Froben's comment is indicative of a certain majoritarian arrogance that I find troubling. We don't live by simple "majority rules", and the idea that a position endorsed by an overwhelming majority of the population should be the government's "official stance" is dangerous.
Canada, as a nation, does not simply "tolerate" freedom of conscience and of thought. While these are clearly foundational prerequisites for any free society, we have chosen to specifically protect certain minority rights in this country. Cultural and religious plurality are specific planks of the Canadian Charter of Rights and Freedoms.
A 2008 Canadian Press survey found that no more than 72% of Canadians profess belief in a god, while 23% are atheists.
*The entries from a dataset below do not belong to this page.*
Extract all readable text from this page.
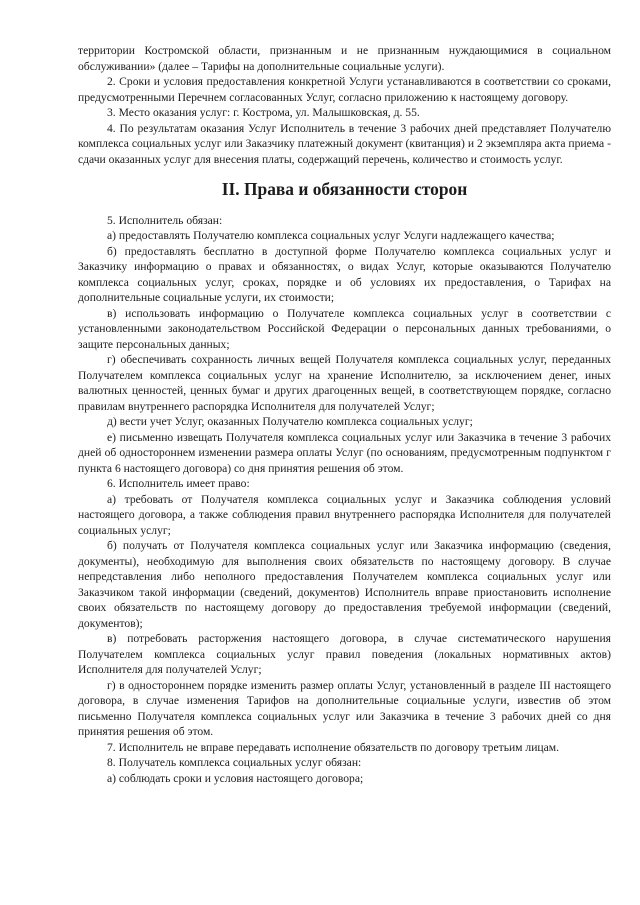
территории Костромской области, признанным и не признанным нуждающимися в социальном обслуживании» (далее – Тарифы на дополнительные социальные услуги).

2. Сроки и условия предоставления конкретной Услуги устанавливаются в соответствии со сроками, предусмотренными Перечнем согласованных Услуг, согласно приложению к настоящему договору.

3. Место оказания услуг: г. Кострома, ул. Малышковская, д. 55.

4. По результатам оказания Услуг Исполнитель в течение 3 рабочих дней представляет Получателю комплекса социальных услуг или Заказчику платежный документ (квитанция) и 2 экземпляра акта приема - сдачи оказанных услуг для внесения платы, содержащий перечень, количество и стоимость услуг.

II. Права и обязанности сторон

5. Исполнитель обязан:

а) предоставлять Получателю комплекса социальных услуг Услуги надлежащего качества;

б) предоставлять бесплатно в доступной форме Получателю комплекса социальных услуг и Заказчику информацию о правах и обязанностях, о видах Услуг, которые оказываются Получателю комплекса социальных услуг, сроках, порядке и об условиях их предоставления, о Тарифах на дополнительные социальные услуги, их стоимости;

в) использовать информацию о Получателе комплекса социальных услуг в соответствии с установленными законодательством Российской Федерации о персональных данных требованиями, о защите персональных данных;

г) обеспечивать сохранность личных вещей Получателя комплекса социальных услуг, переданных Получателем комплекса социальных услуг на хранение Исполнителю, за исключением денег, иных валютных ценностей, ценных бумаг и других драгоценных вещей, в соответствующем порядке, согласно правилам внутреннего распорядка Исполнителя для получателей Услуг;

д) вести учет Услуг, оказанных Получателю комплекса социальных услуг;

е) письменно извещать Получателя комплекса социальных услуг или Заказчика в течение 3 рабочих дней об одностороннем изменении размера оплаты Услуг (по основаниям, предусмотренным подпунктом г пункта 6 настоящего договора) со дня принятия решения об этом.

6. Исполнитель имеет право:

а) требовать от Получателя комплекса социальных услуг и Заказчика соблюдения условий настоящего договора, а также соблюдения правил внутреннего распорядка Исполнителя для получателей социальных услуг;

б) получать от Получателя комплекса социальных услуг или Заказчика информацию (сведения, документы), необходимую для выполнения своих обязательств по настоящему договору. В случае непредставления либо неполного предоставления Получателем комплекса социальных услуг или Заказчиком такой информации (сведений, документов) Исполнитель вправе приостановить исполнение своих обязательств по настоящему договору до предоставления требуемой информации (сведений, документов);

в) потребовать расторжения настоящего договора, в случае систематического нарушения Получателем комплекса социальных услуг правил поведения (локальных нормативных актов) Исполнителя для получателей Услуг;

г) в одностороннем порядке изменить размер оплаты Услуг, установленный в разделе III настоящего договора, в случае изменения Тарифов на дополнительные социальные услуги, известив об этом письменно Получателя комплекса социальных услуг или Заказчика в течение 3 рабочих дней со дня принятия решения об этом.

7. Исполнитель не вправе передавать исполнение обязательств по договору третьим лицам.

8. Получатель комплекса социальных услуг обязан:

а) соблюдать сроки и условия настоящего договора;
Even if all of those who believed in a god or gods could agree upon a prayer that offended none among them (surely an impossible feat, as I briefly outlined in the article above), 72% certainly does not constitute an overwhelming majority (as Froben himself indicates might be the case).
Froben says that he is "not quite convinced that the atheist and the non-interventionist shouldn't just view it as a meaningless exercise that's more than a little humourous and leave it at that". But the fact that governmental prayer is a meaningless waste of time isn't the salient point. If City Councillors routinely opened their meetings by throwing cream pies at each other (something equally ridiculous, to be sure), I would still be dismayed at the waste, but at least it wouldn't serve to further marginalize minority groups, or to endorse a specific position in a way that runs contrary to the spirit of the Charter.
And finally, I must contest Froben's premise that "to a religionist it would be equally inconceivable and indeed offensive to undertake any public work without the invocation of the relevant God or gods" on two points. First, I never suggested that prayer at public meetings should be forbidden. Far from it! I even mentioned that individual councillors should feel free to pray. However, I maintain that no prayer should be led as a part of the official proceedings. Second, it is hardly uncommon for religious people to carry out their jobs (whatever they may be) without insisting that their coworkers join them in prayer before the work day begins. Froben's assertion to the contrary is absurd.
"Secular" doesn't mean "atheist", and it isn't a dirty word. Secularism doesn't oppose religion; it simply does not address religion. Failure to endorse a specific religion at the outset of a City Council meeting is indeed the neutral course of action, as it neither affirms nor denies any religious position.